Veeam Software has highlighted the top cloud trends for 2023. These are:
- Infrastructure as a Service (IaaS)
As organizations of all sizes now embrace hybrid cloud architectures, it’s not a one-way journey to the cloud that diminishes the importance of the modern data center. According to the Cloud Protection Trends Report 2023, 88% of organizations brought workloads back from the cloud to their data center for one or more reasons, including development, cost/performance optimization, or disaster recovery.

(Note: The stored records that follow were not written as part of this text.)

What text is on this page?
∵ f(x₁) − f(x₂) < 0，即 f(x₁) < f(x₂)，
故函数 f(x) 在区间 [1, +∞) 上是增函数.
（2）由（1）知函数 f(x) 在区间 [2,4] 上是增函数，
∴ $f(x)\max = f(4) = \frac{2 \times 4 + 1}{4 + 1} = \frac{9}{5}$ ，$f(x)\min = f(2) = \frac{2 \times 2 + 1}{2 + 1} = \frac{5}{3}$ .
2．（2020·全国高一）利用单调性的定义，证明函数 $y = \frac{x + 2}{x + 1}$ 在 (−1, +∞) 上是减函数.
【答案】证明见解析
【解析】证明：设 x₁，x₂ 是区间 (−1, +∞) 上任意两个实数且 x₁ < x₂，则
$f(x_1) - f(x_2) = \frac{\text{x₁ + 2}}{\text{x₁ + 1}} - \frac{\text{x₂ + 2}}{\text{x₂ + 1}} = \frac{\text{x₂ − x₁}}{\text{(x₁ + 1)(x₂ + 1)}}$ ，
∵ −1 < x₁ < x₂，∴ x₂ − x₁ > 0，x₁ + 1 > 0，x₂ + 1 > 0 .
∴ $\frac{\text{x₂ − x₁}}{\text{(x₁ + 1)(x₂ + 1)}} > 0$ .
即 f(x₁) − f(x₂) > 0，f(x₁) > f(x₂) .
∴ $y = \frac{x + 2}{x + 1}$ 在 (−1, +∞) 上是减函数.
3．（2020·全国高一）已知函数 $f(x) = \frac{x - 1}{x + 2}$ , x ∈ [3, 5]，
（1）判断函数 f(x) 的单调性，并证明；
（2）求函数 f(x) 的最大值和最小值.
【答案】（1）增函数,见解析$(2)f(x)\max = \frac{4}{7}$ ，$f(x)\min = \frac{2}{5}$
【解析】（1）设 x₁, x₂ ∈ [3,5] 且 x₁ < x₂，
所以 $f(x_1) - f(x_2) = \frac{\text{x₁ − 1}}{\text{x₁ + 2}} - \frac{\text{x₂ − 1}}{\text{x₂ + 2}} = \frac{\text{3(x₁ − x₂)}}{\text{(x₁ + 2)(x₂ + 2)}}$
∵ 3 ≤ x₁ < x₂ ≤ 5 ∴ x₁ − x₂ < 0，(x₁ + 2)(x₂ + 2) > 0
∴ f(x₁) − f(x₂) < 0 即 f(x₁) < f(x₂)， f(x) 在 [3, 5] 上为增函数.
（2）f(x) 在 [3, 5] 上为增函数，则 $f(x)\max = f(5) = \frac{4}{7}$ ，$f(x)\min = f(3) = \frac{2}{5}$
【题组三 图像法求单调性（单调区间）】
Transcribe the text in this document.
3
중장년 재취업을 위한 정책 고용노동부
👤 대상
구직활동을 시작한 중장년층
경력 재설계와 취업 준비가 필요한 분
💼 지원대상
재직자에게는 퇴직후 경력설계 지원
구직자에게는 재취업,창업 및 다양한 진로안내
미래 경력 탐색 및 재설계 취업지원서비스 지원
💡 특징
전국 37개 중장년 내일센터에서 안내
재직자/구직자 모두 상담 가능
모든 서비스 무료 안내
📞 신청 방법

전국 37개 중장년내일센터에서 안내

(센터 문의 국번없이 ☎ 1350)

The trend of fluid movement between multi-hybrid cloud storage strategies has intensified, especially given the growing adoption of cloud-based tools and services. Based on this multi-faceted approach, organizations have reached a point where long-term retention plays a bigger role in IT strategy. This is a particularly sensitive point involving the protection of data specific to the prevention of data loss.
This highlights the need for 2023 data protection strategies to provide consistent protection and the ability to migrate, as workloads move from data center to cloud, cloud to data center, or from a cloud to another cloud.
- Software as a Service (SaaS)
There are several reasons why majority organizations back up their M365 data. As data protection strategies have evolved and ransomware continues to be a major concern, most organizations are delegating backup responsibilities to backup specialists, instead of requiring each workload owner (IaaS, SaaS, PaaS) protects its own data. The CPT report found that a promising majority of 89% use third-party backup/BaaS or enhanced levels of Microsoft 365 for legal hold, or both. This fuels the progression of backup becoming a conventional component left to the traditional backup administrator versus the application team. More importantly, these use cases go beyond traditional backup and long-term retention scenarios.
- Backup and Disaster Recovery as a Service (BaaS/DRaaS)
Although there are many notions about what backup as a service means for organizations, most view it as running through the cloud or as a service with an MSP to improve operational efficiency. For DRaaS, it’s more about gaining expertise. For a more concise interpretation, BaaS is noted as spanning more on tactical improvements, and DRaaS is more useful to the business by generating strategic advantages.
Special note for managed service providers offering cloud-based data protection solutions: Many organizations have started with self-managed backup using cloud storage. But, later, they moved to an MSP to leverage more capability expertise. These changes are seen as having a prolific impact due to increased optimism around hybrid, multi and the importance of a comprehensive data protection strategy.
— Dave Russell, Vice President, Corporate Strategy, Veeam Software.